Ensino de filosofia a partir da experiência do pensamento e não a partir da verdade

Genildo Firmino Santana

Mestre em Filosofia da Educação pela UFPR; professor da Rede Particular de Ensino em Tabira e da FASP (Faculdade do Sertão do Pajeú).

30/01/2025 • Coluna ANPOF

Jorge Larrosa pensa a educação a partir da experiência e do sentido.  Experiência que implica mais do que compreensão. A experiência como uma postura, um pôr-se em relação a algo ou alguém. Experiência que não pode se dar em uma sociedade que privilegia a informação, a opinião a toda hora sobretudo, o tempo ou a ausência de tempo e o ritmo de trabalho da sociedade de consumo. Larrosa faz uma distinção entre experiência e acontecimento, de modo que muita coisa acontece, mas não possibilita a experiência. Como a educação em toda sua complexidade está nesse contexto e adquiriu também seus hábitos, ela não possibilita a experiência do educando. A escola, que deveria ser o lugar da experiência, tem dificuldade em possibilitá-la, pelo ritmo frenético de estudo que impõe às estudantes e aos estudantes. A experiência é fundamental para Larrosa na relação de ensino-aprendizagem. Eis como afirma o pensador:    

A palavra experiência vem do latim experiri, provar (experimentar). A experiência é em primeiro lugar um encontro ou uma relação com algo que se experimenta, que se prova. O radical é periri, que se encontra também em periculum, perigo. A raiz indo-européia é per, com a qual se relaciona antes de tudo a idéia (sic) de travessia, e secundariamente a idéia (sic) de prova (LARROSA, 2002, p. 25).

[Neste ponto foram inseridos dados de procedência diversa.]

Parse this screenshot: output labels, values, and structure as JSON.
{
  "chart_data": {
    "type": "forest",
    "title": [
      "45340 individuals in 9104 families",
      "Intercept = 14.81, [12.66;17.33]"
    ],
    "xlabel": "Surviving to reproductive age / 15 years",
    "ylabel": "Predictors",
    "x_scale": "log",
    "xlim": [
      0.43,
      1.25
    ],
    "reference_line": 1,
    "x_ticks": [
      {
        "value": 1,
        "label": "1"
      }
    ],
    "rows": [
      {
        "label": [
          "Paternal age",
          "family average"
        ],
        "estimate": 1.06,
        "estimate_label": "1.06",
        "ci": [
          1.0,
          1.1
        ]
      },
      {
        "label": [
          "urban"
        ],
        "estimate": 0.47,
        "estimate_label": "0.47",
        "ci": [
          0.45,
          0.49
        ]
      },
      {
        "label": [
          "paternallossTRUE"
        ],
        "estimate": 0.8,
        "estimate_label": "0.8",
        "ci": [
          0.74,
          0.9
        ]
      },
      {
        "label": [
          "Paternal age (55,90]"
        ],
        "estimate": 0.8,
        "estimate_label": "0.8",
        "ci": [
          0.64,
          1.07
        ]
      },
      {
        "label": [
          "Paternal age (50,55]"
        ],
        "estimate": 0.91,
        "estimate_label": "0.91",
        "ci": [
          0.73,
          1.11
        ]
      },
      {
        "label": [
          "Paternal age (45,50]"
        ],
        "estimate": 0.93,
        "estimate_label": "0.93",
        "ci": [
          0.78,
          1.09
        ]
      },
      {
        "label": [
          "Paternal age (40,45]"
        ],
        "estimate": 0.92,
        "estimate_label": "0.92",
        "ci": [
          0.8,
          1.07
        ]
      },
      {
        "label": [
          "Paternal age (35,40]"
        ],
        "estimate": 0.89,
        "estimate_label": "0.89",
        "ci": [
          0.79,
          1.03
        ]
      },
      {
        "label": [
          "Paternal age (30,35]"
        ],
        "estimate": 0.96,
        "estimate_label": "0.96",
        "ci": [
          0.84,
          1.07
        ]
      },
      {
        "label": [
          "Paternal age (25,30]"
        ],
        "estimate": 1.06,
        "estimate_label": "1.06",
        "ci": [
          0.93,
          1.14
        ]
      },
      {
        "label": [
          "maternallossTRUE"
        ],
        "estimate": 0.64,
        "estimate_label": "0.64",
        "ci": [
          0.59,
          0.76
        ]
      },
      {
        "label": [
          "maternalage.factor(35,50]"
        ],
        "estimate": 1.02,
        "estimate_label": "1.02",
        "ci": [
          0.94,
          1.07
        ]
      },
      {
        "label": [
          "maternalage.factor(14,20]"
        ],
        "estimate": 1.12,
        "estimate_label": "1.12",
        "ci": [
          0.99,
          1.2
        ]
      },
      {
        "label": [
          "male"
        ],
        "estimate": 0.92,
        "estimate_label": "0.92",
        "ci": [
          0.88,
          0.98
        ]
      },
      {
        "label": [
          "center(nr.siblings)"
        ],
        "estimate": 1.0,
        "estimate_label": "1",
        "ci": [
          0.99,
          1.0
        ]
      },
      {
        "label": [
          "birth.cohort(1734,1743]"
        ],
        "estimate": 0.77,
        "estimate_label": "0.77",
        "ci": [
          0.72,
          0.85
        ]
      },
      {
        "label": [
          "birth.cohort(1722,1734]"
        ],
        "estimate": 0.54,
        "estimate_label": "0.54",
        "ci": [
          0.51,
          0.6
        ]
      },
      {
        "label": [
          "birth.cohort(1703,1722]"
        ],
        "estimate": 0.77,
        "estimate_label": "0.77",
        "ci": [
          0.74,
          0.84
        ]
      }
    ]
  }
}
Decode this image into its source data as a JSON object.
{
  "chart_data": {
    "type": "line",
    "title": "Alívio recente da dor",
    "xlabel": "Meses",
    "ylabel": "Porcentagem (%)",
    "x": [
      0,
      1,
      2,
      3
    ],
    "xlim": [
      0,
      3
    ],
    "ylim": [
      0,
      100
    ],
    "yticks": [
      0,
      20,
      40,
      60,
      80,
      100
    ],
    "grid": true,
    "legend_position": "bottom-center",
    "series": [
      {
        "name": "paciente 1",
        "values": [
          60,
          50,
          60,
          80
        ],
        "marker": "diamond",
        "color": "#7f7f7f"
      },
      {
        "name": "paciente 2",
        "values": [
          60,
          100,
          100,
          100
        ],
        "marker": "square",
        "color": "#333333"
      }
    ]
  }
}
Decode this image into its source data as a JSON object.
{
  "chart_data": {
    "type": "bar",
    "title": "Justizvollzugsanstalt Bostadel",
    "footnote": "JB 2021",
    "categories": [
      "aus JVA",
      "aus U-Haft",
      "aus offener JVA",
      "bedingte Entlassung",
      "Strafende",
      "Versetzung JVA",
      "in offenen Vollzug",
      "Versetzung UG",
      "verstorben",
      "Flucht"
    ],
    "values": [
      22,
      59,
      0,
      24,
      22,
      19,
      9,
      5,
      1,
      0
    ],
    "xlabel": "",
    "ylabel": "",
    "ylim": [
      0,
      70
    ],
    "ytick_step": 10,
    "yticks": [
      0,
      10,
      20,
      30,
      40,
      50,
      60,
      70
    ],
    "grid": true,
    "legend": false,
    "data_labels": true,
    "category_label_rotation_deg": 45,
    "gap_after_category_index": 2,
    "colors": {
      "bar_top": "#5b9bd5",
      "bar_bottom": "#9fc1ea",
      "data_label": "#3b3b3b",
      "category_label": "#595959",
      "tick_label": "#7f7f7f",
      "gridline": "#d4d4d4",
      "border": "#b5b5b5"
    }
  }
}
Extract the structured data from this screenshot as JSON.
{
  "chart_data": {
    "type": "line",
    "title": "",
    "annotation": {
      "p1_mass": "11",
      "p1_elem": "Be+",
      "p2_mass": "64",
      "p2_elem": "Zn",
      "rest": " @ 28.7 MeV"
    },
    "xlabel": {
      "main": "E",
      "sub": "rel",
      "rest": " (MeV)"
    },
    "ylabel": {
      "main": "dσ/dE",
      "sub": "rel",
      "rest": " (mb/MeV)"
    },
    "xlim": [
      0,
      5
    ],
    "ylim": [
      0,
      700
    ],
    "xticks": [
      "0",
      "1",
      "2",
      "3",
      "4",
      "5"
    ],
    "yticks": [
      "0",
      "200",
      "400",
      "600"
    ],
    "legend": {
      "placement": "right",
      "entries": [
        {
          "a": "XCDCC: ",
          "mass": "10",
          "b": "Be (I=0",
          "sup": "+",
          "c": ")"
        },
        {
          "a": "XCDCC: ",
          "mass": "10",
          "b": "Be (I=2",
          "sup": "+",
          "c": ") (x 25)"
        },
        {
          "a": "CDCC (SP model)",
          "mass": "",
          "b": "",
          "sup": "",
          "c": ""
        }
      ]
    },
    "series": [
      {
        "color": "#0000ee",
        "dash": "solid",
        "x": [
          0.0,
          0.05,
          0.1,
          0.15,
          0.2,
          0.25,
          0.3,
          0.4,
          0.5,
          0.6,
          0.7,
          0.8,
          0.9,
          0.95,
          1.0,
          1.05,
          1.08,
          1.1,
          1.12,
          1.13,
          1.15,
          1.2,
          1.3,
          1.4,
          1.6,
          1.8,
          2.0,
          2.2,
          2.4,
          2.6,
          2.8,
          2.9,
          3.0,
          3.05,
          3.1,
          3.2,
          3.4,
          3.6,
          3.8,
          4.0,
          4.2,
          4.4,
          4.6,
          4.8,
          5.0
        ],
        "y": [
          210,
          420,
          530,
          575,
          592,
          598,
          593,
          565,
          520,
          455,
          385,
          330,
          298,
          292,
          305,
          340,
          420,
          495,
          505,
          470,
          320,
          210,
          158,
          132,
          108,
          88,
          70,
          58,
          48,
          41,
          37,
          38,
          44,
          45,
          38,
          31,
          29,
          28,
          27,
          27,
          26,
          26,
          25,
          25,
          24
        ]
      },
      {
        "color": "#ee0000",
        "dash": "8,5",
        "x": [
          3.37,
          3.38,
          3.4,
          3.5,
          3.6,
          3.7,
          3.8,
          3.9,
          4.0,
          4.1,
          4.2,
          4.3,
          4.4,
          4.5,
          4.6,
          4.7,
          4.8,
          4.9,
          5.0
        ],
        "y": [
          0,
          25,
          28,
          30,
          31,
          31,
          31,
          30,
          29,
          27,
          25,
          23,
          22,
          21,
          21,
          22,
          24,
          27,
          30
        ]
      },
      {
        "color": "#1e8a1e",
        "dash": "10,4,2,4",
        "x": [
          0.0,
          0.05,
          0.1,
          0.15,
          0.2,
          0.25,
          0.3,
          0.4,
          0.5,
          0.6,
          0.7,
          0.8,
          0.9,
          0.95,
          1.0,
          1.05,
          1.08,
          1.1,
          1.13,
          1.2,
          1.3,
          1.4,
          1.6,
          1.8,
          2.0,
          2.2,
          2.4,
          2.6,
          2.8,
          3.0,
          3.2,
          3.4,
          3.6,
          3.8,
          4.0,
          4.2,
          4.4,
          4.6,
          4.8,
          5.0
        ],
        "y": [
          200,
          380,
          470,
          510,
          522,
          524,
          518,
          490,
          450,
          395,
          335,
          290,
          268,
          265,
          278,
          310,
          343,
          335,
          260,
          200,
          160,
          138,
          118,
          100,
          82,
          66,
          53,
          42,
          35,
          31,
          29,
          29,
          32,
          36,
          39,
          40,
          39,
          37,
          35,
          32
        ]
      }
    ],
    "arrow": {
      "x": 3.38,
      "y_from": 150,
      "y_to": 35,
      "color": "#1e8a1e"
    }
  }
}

Fazer a experiência remonta à ideia de movimento, de um ir e vir, sair e retornar, de não ficar parado, de ser nômade em sua postura filosófica, intelectiva, pedagógica. Um sair de si, como atesta o prefixo ex. Um pôr-se fora. O que implica também um arriscar-se, como atesta Larrosa, o que é um perigo. É um não acomodar-se, semelhante àquele homem da caverna que sai, faz uma experiência e retorna.  É um estar aberto à própria condição ou possibilidade de experiência. A experiência é como um expor-se, sendo, assim, mais do que opor-se, ou impor-se e mais que um pôr-se. Assim diz Jorge Larrosa:

Do ponto de vista da experiência, o importante não é nem a posição (nossa maneira de pormos), nem a “o-posição” (nossa maneira de opormos), nem a “imposição” (nossa maneira de impormos), nem a “proposição” (nossa maneira de propormos), mas a “exposição”, nossa maneira de “ex-pormos”, com tudo o que isso tem de vulnerabilidade e de risco. Por isso é incapaz de experiência aquele que se põe, ou se opõe, ou se impõe, ou se propõe, mas não se “ex-põe. (LARROSA, 2002, p. 25).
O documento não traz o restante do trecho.